Conclusion: plateau pressure as a cornerstone of safe ventilation
Plateau pressure stands as a practical, physics-based anchor for lung-protective ventilation. By measuring and interpreting this parameter in conjunction with driving pressure, tidal volume, and PEEP, clinicians can tailor ventilation to the patient’s biology, reduce the risk of ventilator-associated injury, and optimise outcomes in both acute and chronic lung conditions. The emphasis on keeping plateau pressure within safe limits is not merely about avoiding damage; it is about enabling the lungs to recover, supporting gas exchange, and facilitating a smoother trajectory toward healing. In everyday practice, a thoughtful, evidence-informed approach to plateau pressure makes a tangible difference to patient safety and recovery.
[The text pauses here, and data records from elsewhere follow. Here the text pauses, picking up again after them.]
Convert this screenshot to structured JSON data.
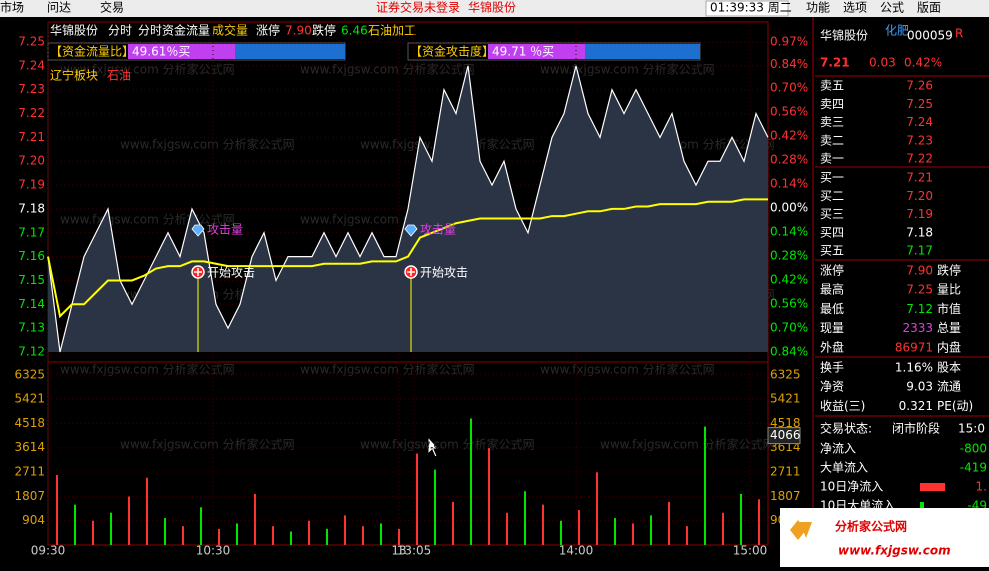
{
  "menu": {
    "left": [
      "市场",
      "问达",
      "交易"
    ],
    "status": "证券交易未登录",
    "stock": "华锦股份",
    "clock": "01:39:33 周二",
    "right": [
      "功能",
      "选项",
      "公式",
      "版面"
    ]
  },
  "chart_data": {
    "type": "line",
    "header": {
      "name": "华锦股份",
      "tabs": [
        "分时",
        "分时资金流量",
        "成交量"
      ],
      "limit_up_label": "涨停",
      "limit_up": "7.90",
      "limit_down_label": "跌停",
      "limit_down": "6.46",
      "industry": "石油加工"
    },
    "indicators": [
      {
        "label": "【资金流量比】",
        "value": "49.61％买"
      },
      {
        "label": "【资金攻击度】",
        "value": "49.71 ％买"
      }
    ],
    "sector": {
      "label": "辽宁板块",
      "name": "石油"
    },
    "annotations": [
      {
        "x": 50,
        "top": "攻击量",
        "bottom": "开始攻击"
      },
      {
        "x": 121,
        "top": "攻击量",
        "bottom": "开始攻击"
      }
    ],
    "xlim": [
      0,
      240
    ],
    "xticks": [
      {
        "value": 0,
        "label": "09:30"
      },
      {
        "value": 55,
        "label": "10:30"
      },
      {
        "value": 117,
        "label": "13"
      },
      {
        "value": 122,
        "label": "13:05"
      },
      {
        "value": 176,
        "label": "14:00"
      },
      {
        "value": 234,
        "label": "15:00"
      }
    ],
    "ylim": [
      7.12,
      7.25
    ],
    "prev_close": 7.18,
    "yticks": [
      7.25,
      7.24,
      7.23,
      7.22,
      7.21,
      {
        "value": 7.2,
        "label": "7.20"
      },
      7.19,
      7.18,
      7.17,
      7.16,
      7.15,
      7.14,
      7.13,
      7.12
    ],
    "y2lim": [
      -0.84,
      0.97
    ],
    "y2ticks": [
      {
        "value": 0.97,
        "label": "0.97%"
      },
      {
        "value": 0.84,
        "label": "0.84%"
      },
      {
        "value": 0.7,
        "label": "0.70%"
      },
      {
        "value": 0.56,
        "label": "0.56%"
      },
      {
        "value": 0.42,
        "label": "0.42%"
      },
      {
        "value": 0.28,
        "label": "0.28%"
      },
      {
        "value": 0.14,
        "label": "0.14%"
      },
      {
        "value": 0,
        "label": "0.00%"
      },
      {
        "value": -0.14,
        "label": "0.14%"
      },
      {
        "value": -0.28,
        "label": "0.28%"
      },
      {
        "value": -0.42,
        "label": "0.42%"
      },
      {
        "value": -0.56,
        "label": "0.56%"
      },
      {
        "value": -0.7,
        "label": "0.70%"
      },
      {
        "value": -0.84,
        "label": "0.84%"
      }
    ],
    "x": [
      0,
      4,
      8,
      12,
      16,
      20,
      24,
      28,
      32,
      36,
      40,
      44,
      48,
      52,
      56,
      60,
      64,
      68,
      72,
      76,
      80,
      84,
      88,
      92,
      96,
      100,
      104,
      108,
      112,
      116,
      120,
      124,
      128,
      132,
      136,
      140,
      144,
      148,
      152,
      156,
      160,
      164,
      168,
      172,
      176,
      180,
      184,
      188,
      192,
      196,
      200,
      204,
      208,
      212,
      216,
      220,
      224,
      228,
      232,
      236,
      240
    ],
    "series": [
      {
        "color": "#ffffff",
        "values": [
          7.16,
          7.12,
          7.14,
          7.16,
          7.17,
          7.18,
          7.15,
          7.14,
          7.15,
          7.16,
          7.17,
          7.16,
          7.18,
          7.17,
          7.14,
          7.13,
          7.14,
          7.16,
          7.17,
          7.15,
          7.16,
          7.16,
          7.16,
          7.17,
          7.16,
          7.17,
          7.16,
          7.17,
          7.16,
          7.16,
          7.18,
          7.21,
          7.2,
          7.23,
          7.22,
          7.24,
          7.2,
          7.19,
          7.2,
          7.18,
          7.17,
          7.19,
          7.21,
          7.22,
          7.24,
          7.22,
          7.21,
          7.23,
          7.22,
          7.23,
          7.22,
          7.21,
          7.22,
          7.2,
          7.19,
          7.2,
          7.2,
          7.21,
          7.2,
          7.22,
          7.21
        ]
      },
      {
        "color": "#ffff00",
        "values": [
          7.16,
          7.135,
          7.14,
          7.14,
          7.145,
          7.15,
          7.15,
          7.15,
          7.152,
          7.155,
          7.156,
          7.156,
          7.158,
          7.158,
          7.157,
          7.156,
          7.156,
          7.156,
          7.156,
          7.156,
          7.156,
          7.156,
          7.156,
          7.157,
          7.157,
          7.157,
          7.157,
          7.158,
          7.158,
          7.158,
          7.16,
          7.168,
          7.17,
          7.172,
          7.174,
          7.175,
          7.176,
          7.176,
          7.176,
          7.176,
          7.176,
          7.176,
          7.177,
          7.177,
          7.178,
          7.179,
          7.179,
          7.18,
          7.18,
          7.181,
          7.181,
          7.182,
          7.182,
          7.182,
          7.182,
          7.183,
          7.183,
          7.183,
          7.184,
          7.184,
          7.184
        ]
      }
    ],
    "volume": {
      "ylim": [
        0,
        6800
      ],
      "yticks": [
        904,
        1807,
        2711,
        3614,
        4518,
        5421,
        6325
      ],
      "cursor": 4066,
      "x": [
        3,
        9,
        15,
        21,
        27,
        33,
        39,
        45,
        51,
        57,
        63,
        69,
        75,
        81,
        87,
        93,
        99,
        105,
        111,
        117,
        123,
        129,
        135,
        141,
        147,
        153,
        159,
        165,
        171,
        177,
        183,
        189,
        195,
        201,
        207,
        213,
        219,
        225,
        231,
        237
      ],
      "values": [
        2600,
        1500,
        900,
        1200,
        1800,
        2500,
        1000,
        700,
        1400,
        600,
        800,
        1900,
        700,
        500,
        900,
        600,
        1100,
        700,
        800,
        600,
        3400,
        2800,
        1600,
        4700,
        3600,
        1200,
        2000,
        1500,
        900,
        1300,
        2700,
        1000,
        800,
        1100,
        1600,
        700,
        4400,
        1200,
        1900,
        1700
      ],
      "colors": [
        "#ff3232",
        "#00e600",
        "#ff3232",
        "#00e600",
        "#ff3232",
        "#ff3232",
        "#00e600",
        "#ff3232",
        "#00e600",
        "#ff3232",
        "#00e600",
        "#ff3232",
        "#ff3232",
        "#00e600",
        "#ff3232",
        "#00e600",
        "#ff3232",
        "#ff3232",
        "#00e600",
        "#ff3232",
        "#ff3232",
        "#00e600",
        "#ff3232",
        "#00e600",
        "#ff3232",
        "#ff3232",
        "#00e600",
        "#ff3232",
        "#00e600",
        "#ff3232",
        "#ff3232",
        "#00e600",
        "#ff3232",
        "#00e600",
        "#ff3232",
        "#ff3232",
        "#00e600",
        "#ff3232",
        "#00e600",
        "#ff3232"
      ]
    }
  },
  "quote": {
    "name": "华锦股份",
    "tag": "化肥",
    "code": "000059",
    "market": "R",
    "price": "7.21",
    "change": "0.03",
    "pct": "0.42%",
    "asks": [
      {
        "label": "卖五",
        "price": "7.26",
        "color": "#ff3232"
      },
      {
        "label": "卖四",
        "price": "7.25",
        "color": "#ff3232"
      },
      {
        "label": "卖三",
        "price": "7.24",
        "color": "#ff3232"
      },
      {
        "label": "卖二",
        "price": "7.23",
        "color": "#ff3232"
      },
      {
        "label": "卖一",
        "price": "7.22",
        "color": "#ff3232"
      }
    ],
    "bids": [
      {
        "label": "买一",
        "price": "7.21",
        "color": "#ff3232"
      },
      {
        "label": "买二",
        "price": "7.20",
        "color": "#ff3232"
      },
      {
        "label": "买三",
        "price": "7.19",
        "color": "#ff3232"
      },
      {
        "label": "买四",
        "price": "7.18",
        "color": "#ffffff"
      },
      {
        "label": "买五",
        "price": "7.17",
        "color": "#00e600"
      }
    ],
    "stats": [
      {
        "label": "涨停",
        "value": "7.90",
        "color": "#ff3232",
        "label2": "跌停"
      },
      {
        "label": "最高",
        "value": "7.25",
        "color": "#ff3232",
        "label2": "量比"
      },
      {
        "label": "最低",
        "value": "7.12",
        "color": "#00e600",
        "label2": "市值"
      },
      {
        "label": "现量",
        "value": "2333",
        "color": "#e040e0",
        "label2": "总量"
      },
      {
        "label": "外盘",
        "value": "86971",
        "color": "#ff3232",
        "label2": "内盘"
      }
    ],
    "stats2": [
      {
        "label": "换手",
        "value": "1.16%",
        "color": "#ffffff",
        "label2": "股本"
      },
      {
        "label": "净资",
        "value": "9.03",
        "color": "#ffffff",
        "label2": "流通"
      },
      {
        "label": "收益(三)",
        "value": "0.321",
        "color": "#ffffff",
        "label2": "PE(动)"
      }
    ],
    "status_label": "交易状态:",
    "status": "闭市阶段",
    "status_time": "15:0",
    "flows": [
      {
        "label": "净流入",
        "value": "-800",
        "color": "#00e600"
      },
      {
        "label": "大单流入",
        "value": "-419",
        "color": "#00e600"
      },
      {
        "label": "10日净流入",
        "value": "1.",
        "color": "#ff3232"
      },
      {
        "label": "10日大单流入",
        "value": "-49",
        "color": "#00e600"
      }
    ]
  },
  "watermark": "www.fxjgsw.com 分析家公式网",
  "logo": {
    "name": "分析家公式网",
    "url": "www.fxjgsw.com"
  }
}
Whether you are managing post-operative ventilation, a patient with ARDS, or someone recovering from acute lung injury, plateau pressure remains one of the most reliable, actionable metrics available at the bedside. With careful measurement, informed interpretation and coordinated care, it is possible to deliver ventilation that protects the alveoli, supports the patient’s physiology, and respects the lung’s delicate balance between openness and distension.